Palm shortening is made from palm oil, an oil derived from the tropical palm tree (which is different from the coconut palm). Palm oil is actually the second most common cooking oil in the world, only bested by soybean oil (eww), and is a shelf-stable oil with a high smoke point. Palm shortening is palm oil with some of the unsaturated fats removed so that it is even more stable and has a thick, luxurious texture that is perfect for baking. The purpose of palm shortening is to replace traditional shortening, which is ridden with trans fats from industrial processing.

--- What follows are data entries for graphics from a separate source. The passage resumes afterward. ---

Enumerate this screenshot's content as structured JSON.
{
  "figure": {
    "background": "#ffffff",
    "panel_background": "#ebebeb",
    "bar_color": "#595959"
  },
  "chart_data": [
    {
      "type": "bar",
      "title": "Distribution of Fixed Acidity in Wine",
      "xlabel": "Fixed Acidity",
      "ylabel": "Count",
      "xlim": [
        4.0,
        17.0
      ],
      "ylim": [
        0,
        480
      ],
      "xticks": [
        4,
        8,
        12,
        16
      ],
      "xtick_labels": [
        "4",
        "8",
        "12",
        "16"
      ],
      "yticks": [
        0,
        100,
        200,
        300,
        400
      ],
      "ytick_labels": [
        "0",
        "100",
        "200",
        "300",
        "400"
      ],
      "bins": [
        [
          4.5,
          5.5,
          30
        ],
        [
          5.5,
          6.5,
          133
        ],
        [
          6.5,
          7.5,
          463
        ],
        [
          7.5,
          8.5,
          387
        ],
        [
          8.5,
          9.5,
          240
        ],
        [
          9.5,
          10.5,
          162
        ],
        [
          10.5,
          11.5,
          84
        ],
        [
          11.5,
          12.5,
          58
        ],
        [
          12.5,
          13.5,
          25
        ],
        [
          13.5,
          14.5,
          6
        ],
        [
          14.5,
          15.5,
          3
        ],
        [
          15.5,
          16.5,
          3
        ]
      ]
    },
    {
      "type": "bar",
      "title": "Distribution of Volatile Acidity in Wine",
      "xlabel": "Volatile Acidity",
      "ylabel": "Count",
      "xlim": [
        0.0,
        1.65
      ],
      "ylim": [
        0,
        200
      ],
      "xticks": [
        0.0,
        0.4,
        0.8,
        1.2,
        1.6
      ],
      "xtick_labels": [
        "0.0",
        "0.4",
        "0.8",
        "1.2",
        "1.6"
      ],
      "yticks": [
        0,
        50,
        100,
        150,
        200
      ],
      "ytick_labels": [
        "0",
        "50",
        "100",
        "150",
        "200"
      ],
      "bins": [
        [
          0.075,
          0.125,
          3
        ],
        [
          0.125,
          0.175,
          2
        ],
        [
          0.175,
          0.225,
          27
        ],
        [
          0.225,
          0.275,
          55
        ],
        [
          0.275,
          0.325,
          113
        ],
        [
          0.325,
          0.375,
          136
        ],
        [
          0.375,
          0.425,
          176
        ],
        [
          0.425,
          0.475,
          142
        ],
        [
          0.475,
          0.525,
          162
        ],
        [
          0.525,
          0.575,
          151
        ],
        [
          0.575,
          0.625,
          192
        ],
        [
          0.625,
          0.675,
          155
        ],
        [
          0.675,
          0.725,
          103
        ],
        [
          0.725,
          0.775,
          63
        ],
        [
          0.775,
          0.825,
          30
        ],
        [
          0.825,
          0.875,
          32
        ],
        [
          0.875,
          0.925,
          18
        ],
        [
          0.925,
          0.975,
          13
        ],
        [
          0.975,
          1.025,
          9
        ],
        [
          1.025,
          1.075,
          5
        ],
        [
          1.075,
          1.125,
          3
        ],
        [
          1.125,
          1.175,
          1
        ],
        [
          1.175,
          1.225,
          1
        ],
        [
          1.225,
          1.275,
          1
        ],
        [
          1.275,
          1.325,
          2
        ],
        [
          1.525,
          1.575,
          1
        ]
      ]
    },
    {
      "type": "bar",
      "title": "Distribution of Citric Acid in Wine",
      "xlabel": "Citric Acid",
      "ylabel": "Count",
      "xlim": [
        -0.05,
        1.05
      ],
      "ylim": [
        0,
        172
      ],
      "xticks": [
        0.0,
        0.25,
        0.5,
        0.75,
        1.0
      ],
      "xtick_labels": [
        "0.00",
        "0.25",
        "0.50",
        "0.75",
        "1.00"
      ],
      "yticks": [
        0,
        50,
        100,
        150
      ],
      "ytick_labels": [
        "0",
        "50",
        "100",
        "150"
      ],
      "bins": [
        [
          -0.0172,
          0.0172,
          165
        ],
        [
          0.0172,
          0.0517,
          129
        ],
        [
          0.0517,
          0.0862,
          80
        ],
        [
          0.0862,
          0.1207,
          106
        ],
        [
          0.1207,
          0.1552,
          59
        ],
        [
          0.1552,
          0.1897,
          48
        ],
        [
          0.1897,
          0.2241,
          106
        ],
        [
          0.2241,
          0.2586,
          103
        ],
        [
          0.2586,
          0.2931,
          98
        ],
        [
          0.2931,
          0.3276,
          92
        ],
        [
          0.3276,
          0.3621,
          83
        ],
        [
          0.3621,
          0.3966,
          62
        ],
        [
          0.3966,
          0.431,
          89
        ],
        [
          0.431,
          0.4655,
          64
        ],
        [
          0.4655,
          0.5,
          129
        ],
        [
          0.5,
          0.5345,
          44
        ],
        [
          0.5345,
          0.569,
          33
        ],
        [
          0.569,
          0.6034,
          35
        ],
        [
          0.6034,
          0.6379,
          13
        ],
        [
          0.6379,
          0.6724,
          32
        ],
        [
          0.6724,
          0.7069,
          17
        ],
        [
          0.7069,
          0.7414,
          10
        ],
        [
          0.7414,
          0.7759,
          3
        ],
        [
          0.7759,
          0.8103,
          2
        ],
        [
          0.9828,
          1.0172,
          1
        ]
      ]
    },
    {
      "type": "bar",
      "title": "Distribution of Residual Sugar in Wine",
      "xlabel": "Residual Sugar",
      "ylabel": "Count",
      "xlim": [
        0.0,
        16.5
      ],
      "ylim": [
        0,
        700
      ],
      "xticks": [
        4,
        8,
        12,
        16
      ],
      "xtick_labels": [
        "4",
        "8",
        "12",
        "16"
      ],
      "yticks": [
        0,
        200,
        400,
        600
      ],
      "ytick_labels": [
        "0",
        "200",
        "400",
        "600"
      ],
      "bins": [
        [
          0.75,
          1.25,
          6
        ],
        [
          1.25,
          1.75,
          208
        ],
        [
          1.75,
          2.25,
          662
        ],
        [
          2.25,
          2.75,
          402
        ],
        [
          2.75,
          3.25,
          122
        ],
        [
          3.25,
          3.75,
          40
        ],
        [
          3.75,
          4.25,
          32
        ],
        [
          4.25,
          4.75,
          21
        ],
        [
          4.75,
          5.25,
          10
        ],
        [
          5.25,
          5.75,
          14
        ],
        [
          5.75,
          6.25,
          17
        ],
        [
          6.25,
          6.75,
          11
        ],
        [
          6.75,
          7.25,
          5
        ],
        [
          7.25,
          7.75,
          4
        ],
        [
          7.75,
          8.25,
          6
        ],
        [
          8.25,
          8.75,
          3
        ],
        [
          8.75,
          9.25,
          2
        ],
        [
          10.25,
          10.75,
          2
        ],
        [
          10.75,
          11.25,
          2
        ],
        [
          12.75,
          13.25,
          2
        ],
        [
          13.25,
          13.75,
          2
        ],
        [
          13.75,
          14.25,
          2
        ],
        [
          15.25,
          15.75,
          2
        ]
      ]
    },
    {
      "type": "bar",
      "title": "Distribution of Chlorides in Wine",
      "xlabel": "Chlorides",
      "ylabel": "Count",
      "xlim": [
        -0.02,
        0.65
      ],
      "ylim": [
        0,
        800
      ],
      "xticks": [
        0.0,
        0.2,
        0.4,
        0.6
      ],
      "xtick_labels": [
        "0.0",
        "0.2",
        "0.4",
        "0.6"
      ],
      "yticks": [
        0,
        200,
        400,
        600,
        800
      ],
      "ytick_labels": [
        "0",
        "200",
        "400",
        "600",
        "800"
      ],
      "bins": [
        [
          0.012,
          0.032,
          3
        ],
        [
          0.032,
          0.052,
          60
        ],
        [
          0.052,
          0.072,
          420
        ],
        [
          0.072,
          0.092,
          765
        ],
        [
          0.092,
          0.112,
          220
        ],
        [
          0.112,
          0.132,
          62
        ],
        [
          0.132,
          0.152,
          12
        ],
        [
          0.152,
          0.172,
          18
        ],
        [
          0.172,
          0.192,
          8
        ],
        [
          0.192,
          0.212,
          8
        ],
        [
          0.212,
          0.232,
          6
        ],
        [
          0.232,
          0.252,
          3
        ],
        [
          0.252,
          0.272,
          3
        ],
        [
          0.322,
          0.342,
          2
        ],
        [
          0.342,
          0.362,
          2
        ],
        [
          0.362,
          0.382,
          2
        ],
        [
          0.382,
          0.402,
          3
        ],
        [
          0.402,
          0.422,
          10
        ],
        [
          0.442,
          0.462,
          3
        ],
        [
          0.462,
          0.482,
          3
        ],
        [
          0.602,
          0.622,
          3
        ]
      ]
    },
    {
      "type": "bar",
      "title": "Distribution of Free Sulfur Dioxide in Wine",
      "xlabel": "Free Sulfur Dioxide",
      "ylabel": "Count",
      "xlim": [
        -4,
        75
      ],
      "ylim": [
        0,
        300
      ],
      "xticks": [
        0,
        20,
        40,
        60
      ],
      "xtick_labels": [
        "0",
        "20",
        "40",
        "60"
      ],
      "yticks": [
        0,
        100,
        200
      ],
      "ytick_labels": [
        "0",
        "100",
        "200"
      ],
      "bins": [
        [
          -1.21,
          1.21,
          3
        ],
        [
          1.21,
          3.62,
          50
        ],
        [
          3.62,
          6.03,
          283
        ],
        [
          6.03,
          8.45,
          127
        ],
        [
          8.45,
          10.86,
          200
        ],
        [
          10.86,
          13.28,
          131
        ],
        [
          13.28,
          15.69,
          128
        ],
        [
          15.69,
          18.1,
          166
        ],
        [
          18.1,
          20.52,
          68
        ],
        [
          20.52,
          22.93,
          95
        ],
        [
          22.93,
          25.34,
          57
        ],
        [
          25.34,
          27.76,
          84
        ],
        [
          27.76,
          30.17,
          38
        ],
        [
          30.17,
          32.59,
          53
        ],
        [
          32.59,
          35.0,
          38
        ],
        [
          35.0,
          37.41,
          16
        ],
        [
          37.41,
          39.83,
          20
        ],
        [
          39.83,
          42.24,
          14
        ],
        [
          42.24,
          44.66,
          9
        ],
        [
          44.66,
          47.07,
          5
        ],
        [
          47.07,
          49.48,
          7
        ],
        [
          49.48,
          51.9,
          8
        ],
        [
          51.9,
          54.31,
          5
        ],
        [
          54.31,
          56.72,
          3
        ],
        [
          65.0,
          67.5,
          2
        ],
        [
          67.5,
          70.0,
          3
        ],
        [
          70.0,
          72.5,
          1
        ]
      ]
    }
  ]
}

The standard practice for harvesting palm trees for palm oil destroys tropical forests and habitats of endangered species, so it’s definitely an important concern! I buy Tropical Traditions palm shortening, which comes from “small scale family farms in South America. These farmers are certified by ProForest, which ensures that they meet strict social, environmental and technical criteria. With regard to environmental criteria, the assessments are carried out at the landscape and operational level at both the farms and processing facilities. These assessments cover environmental impact on the soil, water, air, biodiversity and local communities. The lands the farmers use are not lands that were deforested. The lands used to grow the palm fruit are lands previously used for agricultural purposes (cattle, rice, banana).” [quote from TropicalTradidions.com]. Palm shortening is very useful in Paleo baking due to its unique chemistry. I typically use it in place of butter (because I can’t do any dairy) in baking or when the lack of flavor is important in a recipe. It can be used to make some very delicious smooth frostings and it’s also a great fat for deep frying.
Palm shortening has only been available in recent years, so there are only a few companies making it. Tropical Traditions is a company that I know and trust, so I always get my palm shortening from there.